Feed-Forward Circuit Feasibility

I need a feed-forward circuit that monitors a voltage (0 to 10V) and then outputs a predetermined voltage (0 to 5V, at <20mA) depending on the input is this a reasonable project, using a lookup table, with the Arduino?

I have very limited experience with the Raspberry pi, and am completely new to Arduino. I wanted to make sure I wasn't missing a fundamental limitation before digging into learning the details. Links to similar existing projects/information are appreciated.

Cheers

What is the input/output rule?

Unfortunately I don't have an exact functional form for the IO relation, but it follows a downward curving nonlinear relationship.

I could probably try and come up with a fit function and adjust the parameters each time I build one of these (the devices they control all have slightly different IO curves). So far, a lookup table seems easiest.

Input is fairly easy as long as the 10V signal has a fairly low impedance. A resistor voltage divider would bring the signal down to 5V suitable for the Arduino analog input. The Arduino "analog" output is a 400 Hz pulse of varrying duty cycle so you will need a low-pass filter to turn it into an analog signal. If your bandwidth requirement is greater than 40 Hz you will probably need to use an external D/A converter.

I'm confused about why you say 5V would be suitable, and this page linked below lists the input voltage recommendations to be 7-12V. Are these recommended upper and lower bounds for input signals?

Linked Here

The Uno operates at 5V. Recommended operating power supply input is 7 - 12 V. Maximum input at an analog input pin is 5V.

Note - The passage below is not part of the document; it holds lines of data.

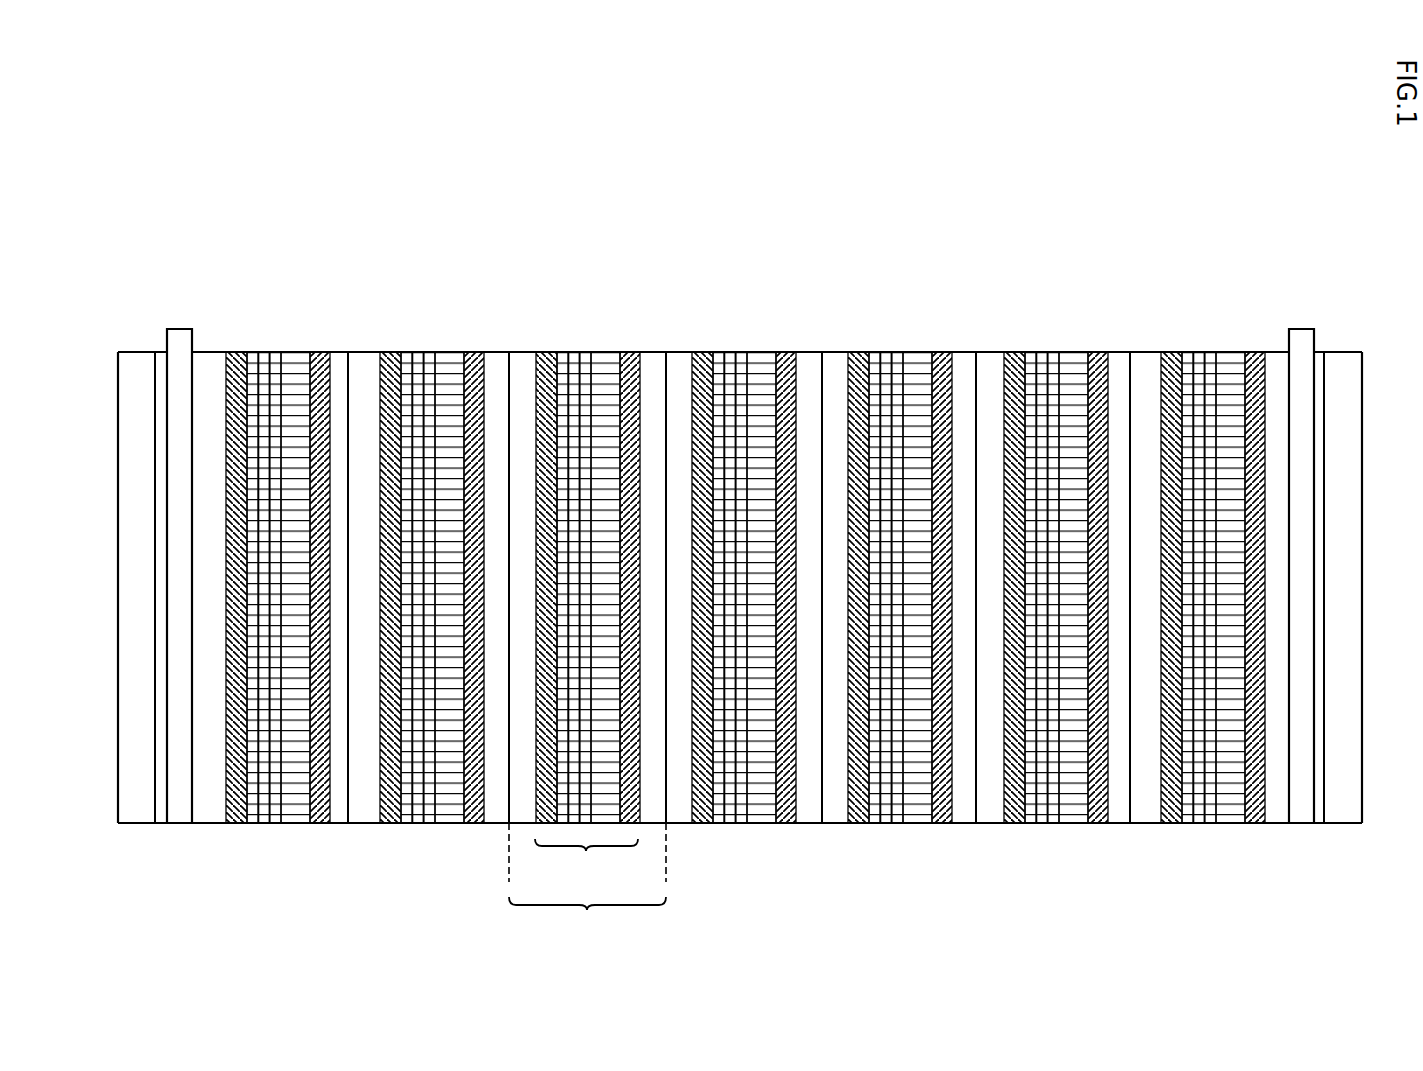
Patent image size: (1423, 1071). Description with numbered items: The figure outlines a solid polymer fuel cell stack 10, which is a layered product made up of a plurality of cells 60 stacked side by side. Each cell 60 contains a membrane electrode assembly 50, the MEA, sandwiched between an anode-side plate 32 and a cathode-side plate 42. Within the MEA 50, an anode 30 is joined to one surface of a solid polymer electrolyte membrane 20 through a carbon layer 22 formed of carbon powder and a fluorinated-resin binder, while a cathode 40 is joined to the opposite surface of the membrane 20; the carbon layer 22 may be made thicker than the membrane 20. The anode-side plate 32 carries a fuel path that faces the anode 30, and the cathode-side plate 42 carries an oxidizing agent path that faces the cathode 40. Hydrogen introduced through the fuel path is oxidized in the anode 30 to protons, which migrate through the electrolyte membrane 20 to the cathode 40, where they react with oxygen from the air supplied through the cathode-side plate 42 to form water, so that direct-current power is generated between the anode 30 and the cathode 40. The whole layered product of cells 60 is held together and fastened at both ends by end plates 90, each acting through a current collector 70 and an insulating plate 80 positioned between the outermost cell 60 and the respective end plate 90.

The solid polymer fuel cell stack 10 is at (840, 280).
The solid polymer electrolyte membrane 20 is at (603, 352).
The carbon layer 22 is at (568, 352).
The anode 30 is at (546, 353).
The anode-side plate 32 is at (520, 353).
The cathode 40 is at (630, 352).
The cathode-side plate 42 is at (658, 352).
The membrane electrode assembly 50 is at (586, 861).
The cell 60 is at (587, 884).
The current collector 70 is at (190, 346).
The insulating plate 80 is at (160, 357).
The end plate 90 is at (135, 353).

The I/O specs are listed futher down the page:

"The Uno has 6 analog inputs, labeled A0 through A5, each of which provide 10 bits of resolution (i.e. 1024 different values). By default they measure from ground to 5 volts, though is it possible to change the upper end of their range using the AREF pin and the analogReference() function."

Barb

Important to point out that the absolute upper limit on ARef should be the power supply voltage, or less, but not more.

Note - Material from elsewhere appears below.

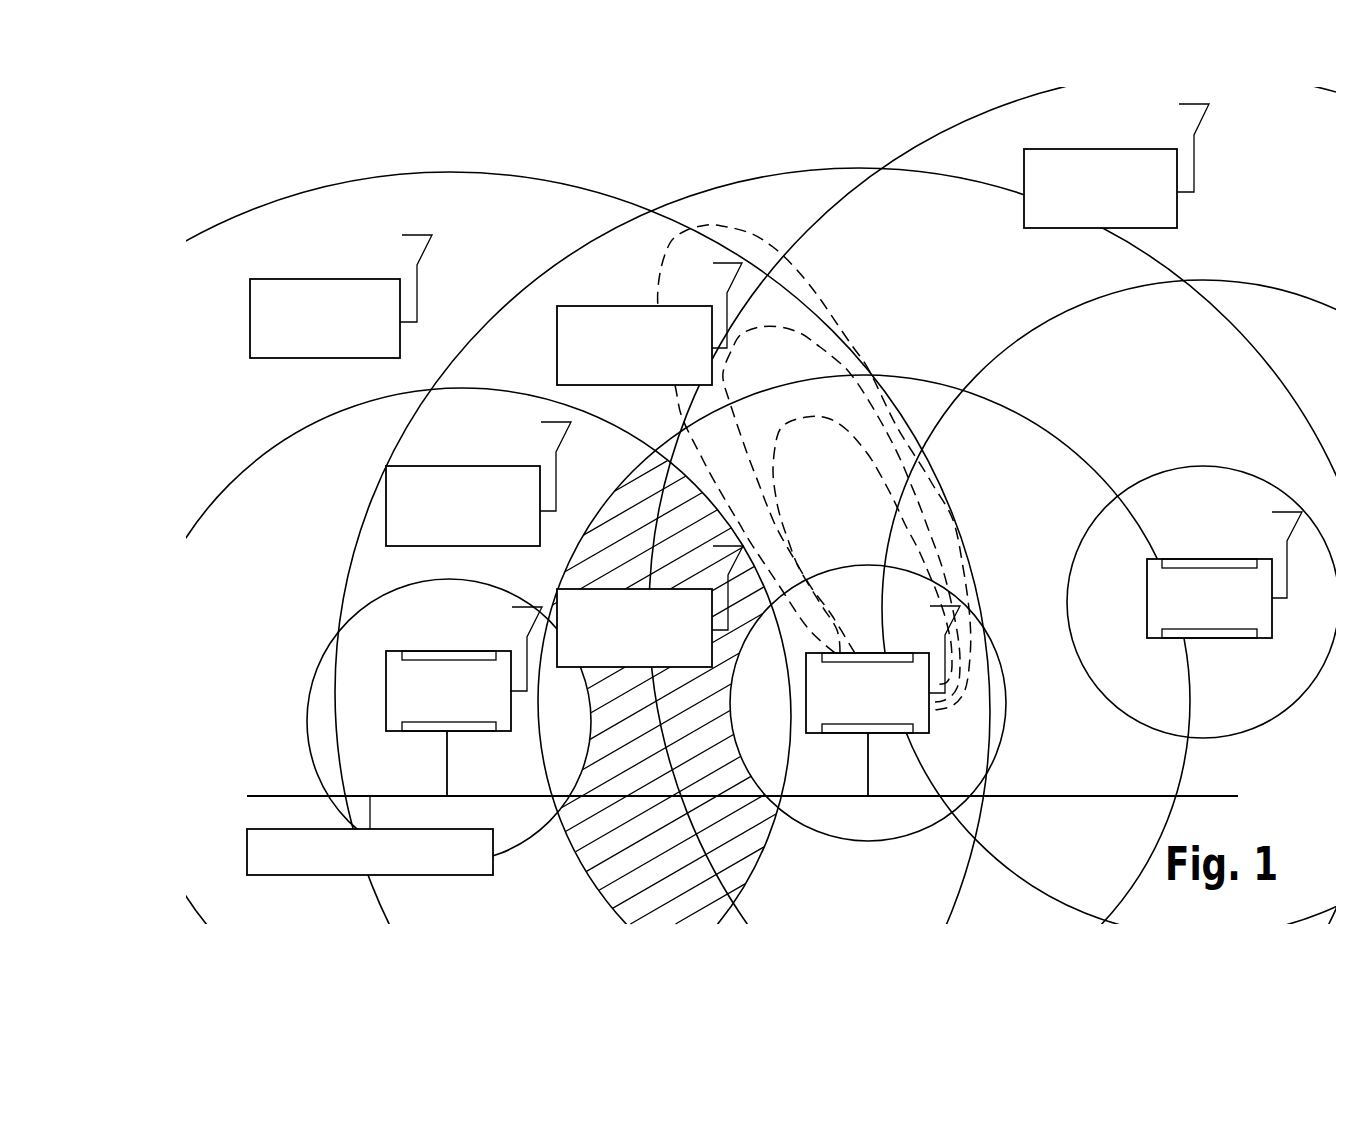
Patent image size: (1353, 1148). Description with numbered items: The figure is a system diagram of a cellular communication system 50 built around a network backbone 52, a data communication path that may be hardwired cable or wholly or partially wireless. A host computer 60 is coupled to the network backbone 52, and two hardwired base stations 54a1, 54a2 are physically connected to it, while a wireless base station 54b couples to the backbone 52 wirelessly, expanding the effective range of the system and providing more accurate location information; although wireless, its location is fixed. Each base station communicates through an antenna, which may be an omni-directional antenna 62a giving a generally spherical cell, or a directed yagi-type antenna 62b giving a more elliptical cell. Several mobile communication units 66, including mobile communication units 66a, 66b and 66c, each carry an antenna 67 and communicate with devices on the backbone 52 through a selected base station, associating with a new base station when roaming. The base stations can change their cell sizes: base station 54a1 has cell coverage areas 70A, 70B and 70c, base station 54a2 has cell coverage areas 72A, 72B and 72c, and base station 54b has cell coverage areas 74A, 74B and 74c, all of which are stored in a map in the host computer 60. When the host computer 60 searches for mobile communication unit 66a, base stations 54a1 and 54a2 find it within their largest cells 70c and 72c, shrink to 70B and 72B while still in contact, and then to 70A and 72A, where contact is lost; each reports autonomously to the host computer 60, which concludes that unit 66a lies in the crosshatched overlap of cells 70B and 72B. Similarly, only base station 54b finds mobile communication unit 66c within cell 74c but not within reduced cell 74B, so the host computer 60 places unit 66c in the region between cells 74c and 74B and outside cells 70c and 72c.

Thank you. I should be able to divide my inputs down to the <=5V required by the Arduino. Now I need to learn more about how to do the IO, based on a table of voltages.

You need an entry in the table, or array as that is what you use for each input reading. For best accuracy you need therefore 1024 bytes which is half the free space in a Uno. You could put this into program memory for better memory utilisation. So your input is simply used as the array index and the contents of that location is the output value you pass to the PWM function.

input = analogRead (0);
output = lookup[input];
analogWrite (pin,output);

Thank you. I have a few extra questions.

So I would discretize the expected analog input voltage range into 1024 chunks, then assign each of those a corresponding output based on whatever rule I need?

How would I increase the resolution of the analog input to greater that 1024 chunks by using additional input channels? I have one source wire (voltage) that I would like to monitor.

So I would discretize the expected analog input voltage range into 1024 chunks, then assign each of those a corresponding output based on whatever rule I need?

Yes you can do that.

How would I increase the resolution of the analog input to greater that 1024 chunks by using additional input channels?

You wouldn't. You need an external A/D of bigger than 10 bit resolution.

I see; thanks. One further question regarding the output bandwidth. If I am limited to about 50Hz by the need to low-pass the PWM output at about 500Hz, is there a way to make the PWM frequency itself faster?

Sure just google for how.

Great. Thanks everyone for your help.